Erst um Michaelis, als die Tage spürbar kürzer und kühler wurden, geschah es wieder. Es war während der Eucharistiefeier der Sonntagsmesse. Magdalena hätte als Nächste hervortreten sollen, um aus der Hand von Pfarrer Bonifaz die Kommunion zu empfangen, als sie stattdessen erstarrte. Ihr Blick war auf das riesige Holzkreuz gerichtet, das über dem Hauptaltar von der Decke hing, während ihr Mund kurze, lautlose Seufzer ausstieß. Plötzlich presste sie ihre Arme gegen die Brust, als hätte sie dort starke Schmerzen, dann bog und krampfte sich ihr schmächtiger Körper, erbebte wie bei einem Veitstänzer.
Antonia war drauf und dran, ihr zu Hilfe zu eilen, doch ein eisenharter Griff hielt sie am Arm zurück. Es war Agnes, die sie mit wütenden Augen anfunkelte. So blieb Antonia nichts übrig, als mit anzusehen, wie ihre Schwester minutenlang kämpfte und litt, bis sie zu Boden stürzte und dort regungslos, mit ausgestreckten Armen und Beinen, liegen blieb.
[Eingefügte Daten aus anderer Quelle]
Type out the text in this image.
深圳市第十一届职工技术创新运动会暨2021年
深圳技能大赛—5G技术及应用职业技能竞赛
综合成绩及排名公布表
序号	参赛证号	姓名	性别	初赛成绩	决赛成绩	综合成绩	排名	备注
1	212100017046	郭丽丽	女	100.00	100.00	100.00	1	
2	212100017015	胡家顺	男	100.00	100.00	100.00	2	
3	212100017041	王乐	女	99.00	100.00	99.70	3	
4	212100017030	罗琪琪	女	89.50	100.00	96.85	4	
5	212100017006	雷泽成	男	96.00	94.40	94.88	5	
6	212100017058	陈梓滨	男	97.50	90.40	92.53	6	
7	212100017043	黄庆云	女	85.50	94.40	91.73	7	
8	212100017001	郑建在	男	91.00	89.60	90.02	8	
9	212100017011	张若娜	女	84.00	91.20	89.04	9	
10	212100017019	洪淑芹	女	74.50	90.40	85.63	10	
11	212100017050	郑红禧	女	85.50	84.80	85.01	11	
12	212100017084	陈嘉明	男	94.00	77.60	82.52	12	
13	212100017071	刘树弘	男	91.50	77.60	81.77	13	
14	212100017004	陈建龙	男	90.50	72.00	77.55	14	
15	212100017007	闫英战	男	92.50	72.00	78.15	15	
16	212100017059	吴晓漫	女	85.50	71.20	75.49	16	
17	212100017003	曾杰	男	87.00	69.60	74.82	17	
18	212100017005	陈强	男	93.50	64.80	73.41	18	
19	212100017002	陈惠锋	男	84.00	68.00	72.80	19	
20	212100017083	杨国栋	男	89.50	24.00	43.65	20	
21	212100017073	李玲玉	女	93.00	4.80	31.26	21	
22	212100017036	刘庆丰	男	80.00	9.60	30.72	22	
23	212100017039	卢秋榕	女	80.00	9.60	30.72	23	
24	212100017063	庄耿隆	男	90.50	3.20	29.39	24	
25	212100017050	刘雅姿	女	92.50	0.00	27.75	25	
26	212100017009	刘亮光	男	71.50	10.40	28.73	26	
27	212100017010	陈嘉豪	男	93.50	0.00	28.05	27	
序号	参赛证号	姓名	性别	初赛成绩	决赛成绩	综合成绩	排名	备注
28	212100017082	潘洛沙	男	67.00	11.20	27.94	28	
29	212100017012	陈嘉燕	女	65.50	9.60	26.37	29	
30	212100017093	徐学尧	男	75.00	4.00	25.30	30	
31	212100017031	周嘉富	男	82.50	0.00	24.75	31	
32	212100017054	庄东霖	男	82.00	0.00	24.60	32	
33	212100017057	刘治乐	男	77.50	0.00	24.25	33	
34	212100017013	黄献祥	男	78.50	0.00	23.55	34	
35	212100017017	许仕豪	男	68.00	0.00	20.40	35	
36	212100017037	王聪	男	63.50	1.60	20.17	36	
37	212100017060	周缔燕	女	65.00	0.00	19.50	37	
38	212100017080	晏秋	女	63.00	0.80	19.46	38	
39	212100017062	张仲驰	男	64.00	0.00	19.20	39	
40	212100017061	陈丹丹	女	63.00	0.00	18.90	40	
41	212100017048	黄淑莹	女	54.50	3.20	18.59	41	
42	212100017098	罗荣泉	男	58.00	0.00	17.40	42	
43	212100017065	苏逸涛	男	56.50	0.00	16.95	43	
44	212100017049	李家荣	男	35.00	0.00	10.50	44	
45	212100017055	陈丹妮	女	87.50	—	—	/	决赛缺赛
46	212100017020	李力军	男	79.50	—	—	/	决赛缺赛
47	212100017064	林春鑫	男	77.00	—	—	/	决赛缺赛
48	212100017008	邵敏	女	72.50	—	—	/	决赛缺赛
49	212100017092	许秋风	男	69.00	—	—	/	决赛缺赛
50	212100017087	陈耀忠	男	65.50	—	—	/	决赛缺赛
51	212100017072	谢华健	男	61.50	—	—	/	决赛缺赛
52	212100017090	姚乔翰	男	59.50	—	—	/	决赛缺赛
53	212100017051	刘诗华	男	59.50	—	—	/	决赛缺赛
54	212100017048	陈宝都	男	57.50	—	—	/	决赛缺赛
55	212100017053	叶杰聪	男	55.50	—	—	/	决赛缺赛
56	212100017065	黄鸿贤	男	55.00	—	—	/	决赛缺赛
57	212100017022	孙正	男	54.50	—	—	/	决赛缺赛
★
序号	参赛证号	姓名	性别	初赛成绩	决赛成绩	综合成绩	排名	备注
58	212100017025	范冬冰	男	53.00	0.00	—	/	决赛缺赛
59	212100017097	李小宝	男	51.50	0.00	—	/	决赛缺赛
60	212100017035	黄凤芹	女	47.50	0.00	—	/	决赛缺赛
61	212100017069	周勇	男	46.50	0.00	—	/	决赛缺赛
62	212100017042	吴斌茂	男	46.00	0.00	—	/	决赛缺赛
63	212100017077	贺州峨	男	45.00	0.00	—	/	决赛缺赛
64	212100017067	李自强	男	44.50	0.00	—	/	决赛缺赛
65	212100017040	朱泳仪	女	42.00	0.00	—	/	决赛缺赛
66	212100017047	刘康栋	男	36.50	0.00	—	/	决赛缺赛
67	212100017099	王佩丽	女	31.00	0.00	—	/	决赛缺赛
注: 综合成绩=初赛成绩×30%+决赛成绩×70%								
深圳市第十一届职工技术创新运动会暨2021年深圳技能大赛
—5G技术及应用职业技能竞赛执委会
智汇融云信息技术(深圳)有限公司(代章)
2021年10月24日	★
Ein Raunen ging durch die Menge der Kirchgänger jenseits des Lettners. «Wahrhaftig, eine Vision!» – «Sie hat Gott geschaut!» – «Ein Gnadengeschenk.» So und ähnlich hörte Antonia die Menschen erregt flüstern, bis der Gottesdienst wieder seinen Lauf nahm. Am Ende lag Magdalena noch immer da wie zuvor, den Priester und die Priorin an ihrer Seite, die sich beide mehrfach bekreuzigten, bis Pfarrer Bonifaz seinen Ministranten ein Zeichen gab, sie aufzurichten. Auf einem eiligst herbeigeschafften Brett trugen sie Magdalena durch das Kirchenschiff zum Hauptportal, vorweg der Priester, das Vortragekreuz in die Luft gereckt, gefolgt von Mutter Camilla und den Nonnen. Das Volk wich auseinander, und jeder, der einen Blick auf die Leblose erhaschen konnte oder gar eine Berührung, beugte das Knie und bekreuzigte sich. Dann ging es in einer langen Prozession hinaus auf den Kirchenvorplatz, der dreimal umrundet wurde. Bei alledem blieb Magdalena ohne Bewusstsein, und Antonia fragte sich voller Bangen, ob sie überhaupt noch am Leben sei.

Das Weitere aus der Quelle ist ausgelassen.